A normal PDF may still look exactly the same in ten years, or it may not, because a font is missing or a plug-in has disappeared. PDF/A closes exactly this gap: a format that guarantees a document will still look exactly as it does today even decades from now. What it's meant for, how the versions differ, and why it's highly topical in Germany right now.

The problem: PDFs aren't archive-ready by nature

An ordinary PDF is allowed to rely on its environment. It can point to fonts that were installed on the creator's system but aren't embedded. It can use proprietary color spaces, reference external content, or only build correctly via JavaScript when opened.

As long as the right software and all resources are present, this works fine. But for an archive designed to last decades, these very dependencies are the risk: what if the font is missing, the reader no longer knows the feature, the external content is offline?

The solution: PDF/A as a self-sufficient subset

PDF/A (standardized in the ISO 19005 series) is a deliberately restricted variant of PDF. The basic idea: a PDF/A document must contain everything it needs for faithful display, without relying on anything outside the file.

From this follow the central rules:

  • All fonts must be embedded, so no reliance on system fonts.
  • Device-independent colors (ICC profiles) for consistent color reproduction.
  • XMP metadata is mandatory for the essential document properties.
  • Encryption is forbidden, because the document must remain accessible long-term.
  • No JavaScript, no external references, so nothing that can later lead nowhere.

The versions: A-1 to A-4

PDF/A has grown over the years in several parts, each building on a newer PDF base:

VersionYearPDF baseMost important addition
PDF/A-12005PDF 1.4strictest subset, no transparency
PDF/A-22011PDF 1.7transparency, layers, JPEG 2000, digital signatures (PAdES)
PDF/A-32012PDF 1.7allows arbitrary embedded files
PDF/A-42020PDF 2.0modern baseline, variant 4e for 3D/engineering

PDF/A-1 is the most restrictive and for that very reason the most broadly compatible; authorities with legacy systems often mandate PDF/A-1b. PDF/A-2 relaxes sensible restrictions (transparency, layers). The decisive leap with PDF/A-3 is the ability to embed arbitrary files. More on that shortly.

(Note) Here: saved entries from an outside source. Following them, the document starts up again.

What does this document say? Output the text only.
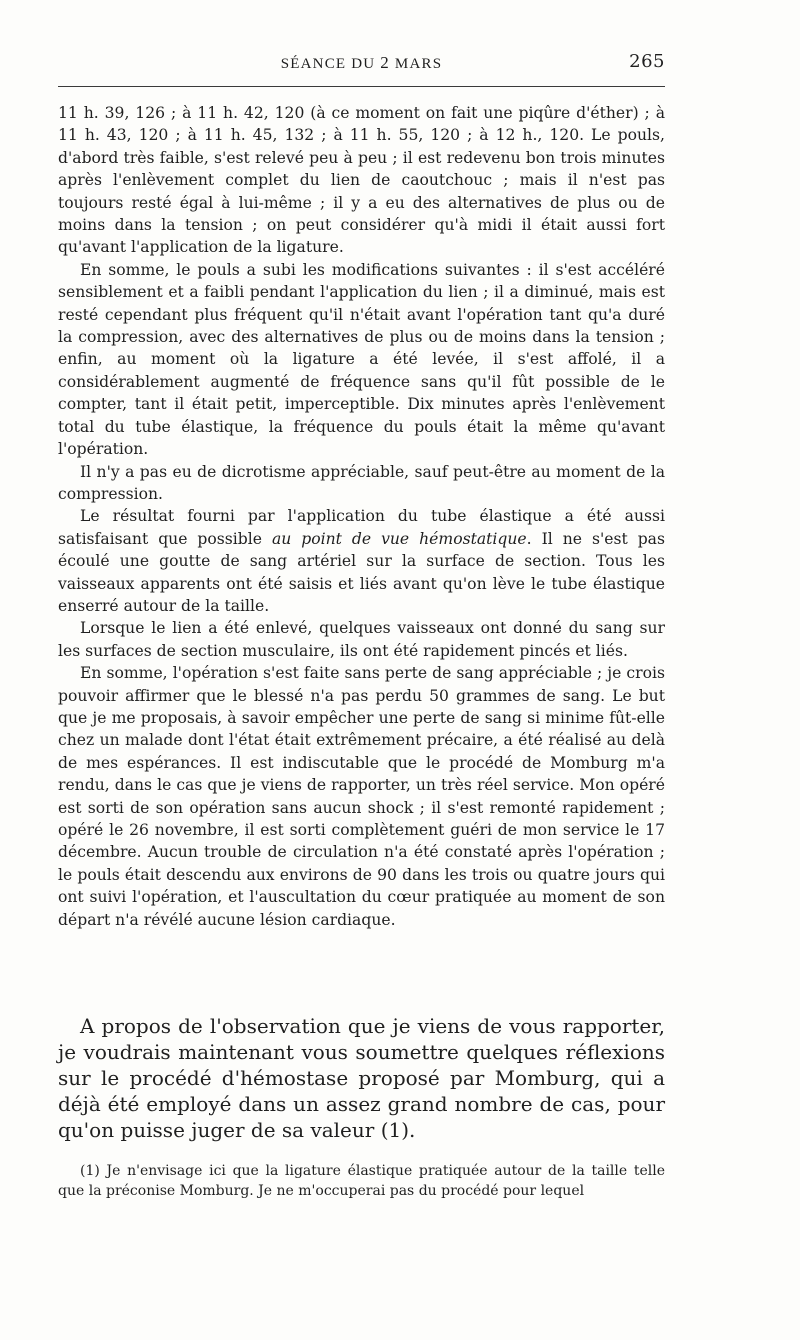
SÉANCE DU 2 MARS	265

11 h. 39, 126 ; à 11 h. 42, 120 (à ce moment on fait une piqûre d'éther) ; à 11 h. 43, 120 ; à 11 h. 45, 132 ; à 11 h. 55, 120 ; à 12 h., 120. Le pouls, d'abord très faible, s'est relevé peu à peu ; il est redevenu bon trois minutes après l'enlèvement complet du lien de caoutchouc ; mais il n'est pas toujours resté égal à lui-même ; il y a eu des alternatives de plus ou de moins dans la tension ; on peut considérer qu'à midi il était aussi fort qu'avant l'application de la ligature.

En somme, le pouls a subi les modifications suivantes : il s'est accéléré sensiblement et a faibli pendant l'application du lien ; il a diminué, mais est resté cependant plus fréquent qu'il n'était avant l'opération tant qu'a duré la compression, avec des alternatives de plus ou de moins dans la tension ; enfin, au moment où la ligature a été levée, il s'est affolé, il a considérablement augmenté de fréquence sans qu'il fût possible de le compter, tant il était petit, imperceptible. Dix minutes après l'enlèvement total du tube élastique, la fréquence du pouls était la même qu'avant l'opération.

Il n'y a pas eu de dicrotisme appréciable, sauf peut-être au moment de la compression.

Le résultat fourni par l'application du tube élastique a été aussi satisfaisant que possible au point de vue hémostatique. Il ne s'est pas écoulé une goutte de sang artériel sur la surface de section. Tous les vaisseaux apparents ont été saisis et liés avant qu'on lève le tube élastique enserré autour de la taille.

Lorsque le lien a été enlevé, quelques vaisseaux ont donné du sang sur les surfaces de section musculaire, ils ont été rapidement pincés et liés.

En somme, l'opération s'est faite sans perte de sang appréciable ; je crois pouvoir affirmer que le blessé n'a pas perdu 50 grammes de sang. Le but que je me proposais, à savoir empêcher une perte de sang si minime fût-elle chez un malade dont l'état était extrêmement précaire, a été réalisé au delà de mes espérances. Il est indiscutable que le procédé de Momburg m'a rendu, dans le cas que je viens de rapporter, un très réel service. Mon opéré est sorti de son opération sans aucun shock ; il s'est remonté rapidement ; opéré le 26 novembre, il est sorti complètement guéri de mon service le 17 décembre. Aucun trouble de circulation n'a été constaté après l'opération ; le pouls était descendu aux environs de 90 dans les trois ou quatre jours qui ont suivi l'opération, et l'auscultation du cœur pratiquée au moment de son départ n'a révélé aucune lésion cardiaque.

A propos de l'observation que je viens de vous rapporter, je voudrais maintenant vous soumettre quelques réflexions sur le procédé d'hémostase proposé par Momburg, qui a déjà été employé dans un assez grand nombre de cas, pour qu'on puisse juger de sa valeur (1).

(1) Je n'envisage ici que la ligature élastique pratiquée autour de la taille telle que la préconise Momburg. Je ne m'occuperai pas du procédé pour lequel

The conformance levels: a, b, u

Within a version there are levels describing how much is guaranteed:

  • Level B (basic) guarantees the reliable reproduction of the appearance. It is the minimum level and the most commonly used.
  • Level A (accessible) builds on B and adds a tagged logical structure (Tagged PDF), Unicode mappings for all text, and the language specification. This enables text extraction, screen readers and accessibility, but is significantly more involved to produce correctly.
  • Level U (Unicode) is available from PDF/A-2: like Level B, but with Unicode mapping for all text, so searchable, without the full effort of Level A.

Technically the file records this in two XMP properties: pdfaid:part (the version 1–4) and pdfaid:conformance (the level A/B/U).

The Germany angle: e-invoicing and audit-proof archiving

Two reasons make PDF/A particularly relevant in Germany.

First, audit-proof archiving. Anyone who has to retain business records under the GoBD needs a format that ensures unchanged, faithful reproduction over the entire retention period, exactly what PDF/A was designed for.

Second, e-invoicing. The hybrid format ZUGFeRD (and its French counterpart Factur-X) embeds a machine-readable XML invoice directly into a PDF/A-3. Humans see the familiar PDF invoice, accounting systems read out the embedded XML automatically, both in a single, archive-ready file. This very embedding capability is the reason PDF/A-3 became the basis here. For anyone building ordering or invoicing systems, this is no longer a fringe topic.

Decision guide

  • Authority / legacy systems → PDF/A-1b
  • Searchable archive → PDF/A-2u
  • Accessibility required → Level A (1a/2a)
  • Hybrid e-invoice (ZUGFeRD/Factur-X) → PDF/A-3
  • Newest base, engineering/3D → PDF/A-4 (or 4e)

What to watch out for when creating one

A PDF doesn't become a PDF/A "by accident". On export, the conformance profile must be actively selected, and the tool must enforce the rules: embed fonts, set the color profile, remove forbidden elements. Whether a file is really conformant is best checked with a validator (e.g. the open-source veraPDF) before it goes into the archive, because "looks like a PDF" and "meets ISO 19005" are two different things.